You guys are all so lame. As any self respecting indoor guerilla grower is aware, ionizing air filtration will neutralize even the heaviest reeks of cheese and chorizo.
It’s close to the same for cigarettes. For cigarettes, you cannot smoke in non-smoking apartments. You cannot smoke in bars or restaurants. You cannot smoke in public places or parks. You cannot smoke less than 10ft from doors, windows, and vents. Essentially you can smoke in traffic. So either bend the rules at your own risk and hope some of them are held in abeyance, or smoke in your car if you have one.
It hasn’t really prevented most people from smoking weed on the sidewalk or in their apartments heretofore, so I doubt it will really prevent people now.
Ovidius — all correct, or course. But the issue for the long term is — all the rules barring cigarette smoking weren’t created so much because we the people think that smoke and odor should be controlled — the rules were made on the principle that cigarette smoke is carcinogenic, and it is patently unfair that your uncontrolled smoke could make an unwilling participant sick with cancer.
But with marijuana, there is very little evidence to suggest that it causes cancer, particularly if “smoked” in a vaporizer, instead of burning it. Even less to suggest that second hand marijuana smoke has effects similar to tobacco. So the principles that brought us the cigarette rules don’t really apply, right? If it doesn’t cause cancer, I think people have no more right to be protected from smelling it than we have to protected from smelling anything else out there.

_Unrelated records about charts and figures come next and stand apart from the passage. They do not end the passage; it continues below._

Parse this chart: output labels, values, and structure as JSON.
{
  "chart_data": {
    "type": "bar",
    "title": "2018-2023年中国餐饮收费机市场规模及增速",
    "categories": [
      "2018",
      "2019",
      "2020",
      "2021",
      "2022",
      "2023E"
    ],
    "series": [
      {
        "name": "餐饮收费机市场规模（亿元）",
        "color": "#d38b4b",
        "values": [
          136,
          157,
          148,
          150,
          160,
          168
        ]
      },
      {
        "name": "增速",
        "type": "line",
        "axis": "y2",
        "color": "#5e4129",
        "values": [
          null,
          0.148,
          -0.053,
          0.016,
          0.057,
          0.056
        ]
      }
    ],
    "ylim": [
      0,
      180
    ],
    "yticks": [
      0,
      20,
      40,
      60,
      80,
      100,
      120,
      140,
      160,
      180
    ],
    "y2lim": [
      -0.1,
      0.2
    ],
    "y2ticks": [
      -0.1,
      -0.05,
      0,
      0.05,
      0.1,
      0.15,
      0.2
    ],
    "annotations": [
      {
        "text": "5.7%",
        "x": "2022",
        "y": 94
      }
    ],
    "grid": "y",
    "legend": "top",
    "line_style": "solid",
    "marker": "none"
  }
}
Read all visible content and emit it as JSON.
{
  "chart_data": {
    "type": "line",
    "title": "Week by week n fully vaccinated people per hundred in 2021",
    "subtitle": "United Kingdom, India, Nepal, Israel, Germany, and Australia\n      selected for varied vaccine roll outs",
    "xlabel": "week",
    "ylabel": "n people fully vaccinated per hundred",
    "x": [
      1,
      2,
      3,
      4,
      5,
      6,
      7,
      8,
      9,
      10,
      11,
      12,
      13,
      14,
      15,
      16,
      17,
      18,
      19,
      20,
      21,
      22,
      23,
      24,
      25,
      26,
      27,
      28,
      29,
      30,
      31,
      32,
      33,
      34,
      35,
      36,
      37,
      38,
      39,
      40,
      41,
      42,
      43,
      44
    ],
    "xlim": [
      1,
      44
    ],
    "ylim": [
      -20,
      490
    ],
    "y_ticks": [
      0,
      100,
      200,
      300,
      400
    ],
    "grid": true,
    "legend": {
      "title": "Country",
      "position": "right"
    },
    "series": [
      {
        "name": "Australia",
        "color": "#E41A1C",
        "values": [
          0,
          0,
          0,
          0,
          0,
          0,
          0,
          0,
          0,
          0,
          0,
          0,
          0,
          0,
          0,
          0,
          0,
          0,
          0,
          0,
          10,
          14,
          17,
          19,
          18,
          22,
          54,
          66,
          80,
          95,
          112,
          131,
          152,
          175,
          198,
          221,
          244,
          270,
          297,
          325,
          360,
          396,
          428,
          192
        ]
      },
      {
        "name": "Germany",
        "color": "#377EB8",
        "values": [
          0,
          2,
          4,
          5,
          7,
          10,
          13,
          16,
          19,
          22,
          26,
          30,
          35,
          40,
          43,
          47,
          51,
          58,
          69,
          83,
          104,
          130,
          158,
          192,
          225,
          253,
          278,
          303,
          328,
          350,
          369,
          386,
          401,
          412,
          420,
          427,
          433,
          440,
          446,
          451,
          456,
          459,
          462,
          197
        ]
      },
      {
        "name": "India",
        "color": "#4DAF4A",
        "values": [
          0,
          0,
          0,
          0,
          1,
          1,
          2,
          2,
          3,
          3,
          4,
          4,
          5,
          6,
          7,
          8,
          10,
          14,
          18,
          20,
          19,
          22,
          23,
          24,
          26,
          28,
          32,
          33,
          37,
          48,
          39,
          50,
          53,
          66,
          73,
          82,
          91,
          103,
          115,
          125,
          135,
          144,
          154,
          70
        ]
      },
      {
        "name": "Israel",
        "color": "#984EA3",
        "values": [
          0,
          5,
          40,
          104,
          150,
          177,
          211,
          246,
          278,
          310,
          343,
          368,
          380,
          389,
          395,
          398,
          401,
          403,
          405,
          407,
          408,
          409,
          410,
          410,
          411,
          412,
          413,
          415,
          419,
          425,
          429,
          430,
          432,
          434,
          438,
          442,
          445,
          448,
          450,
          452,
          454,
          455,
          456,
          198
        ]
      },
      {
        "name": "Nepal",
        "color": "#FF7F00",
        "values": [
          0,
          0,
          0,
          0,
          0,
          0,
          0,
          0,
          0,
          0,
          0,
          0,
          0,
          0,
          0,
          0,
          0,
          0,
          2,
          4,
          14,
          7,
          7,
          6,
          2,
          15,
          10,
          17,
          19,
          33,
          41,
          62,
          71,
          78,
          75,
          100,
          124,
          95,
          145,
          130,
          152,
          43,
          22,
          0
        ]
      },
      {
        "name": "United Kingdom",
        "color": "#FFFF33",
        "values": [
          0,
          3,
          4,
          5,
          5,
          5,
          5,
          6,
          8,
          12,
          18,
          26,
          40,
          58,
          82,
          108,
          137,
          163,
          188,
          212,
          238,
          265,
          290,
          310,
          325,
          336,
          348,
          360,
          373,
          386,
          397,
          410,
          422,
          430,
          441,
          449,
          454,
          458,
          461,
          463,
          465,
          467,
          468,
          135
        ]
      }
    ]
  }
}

In fact one doesn’t even need to hold one’s breath on inhalation of Cannabis smoke, as THC is instantly absorbed; exhalation is inert. Side stream directly from the burning herb, however, is still psychoactive.
Paul, perhaps. But I think what the article is saying is that it is not illegal for you to smoke in your home, but you are still subject to the rules and restrictions of your landlord — a separate issue from the law. It does not say why landlords want a no-smoking policy, but I would guess it has something to do with smoke and odor. In any case, it’s a bit much ado about nothing, since both smokers of cigarettes and marijuana have skirted laws and regulations of all sorts for quite some time.
Smoking is the problem; not weed. Is this really hard to understand??
Just light up close to the ionizing air filter. The smoke will be drawn in, and the detectors won’t even trip.
Pot smell does not linger and stick to things like ciggarettes. I think that it has more to do with landlords becoming the new scum of the earth. Cleaning the carpet and painting used to be routine, but now they just gouge your eyes out on rent and then slumlord it because they can.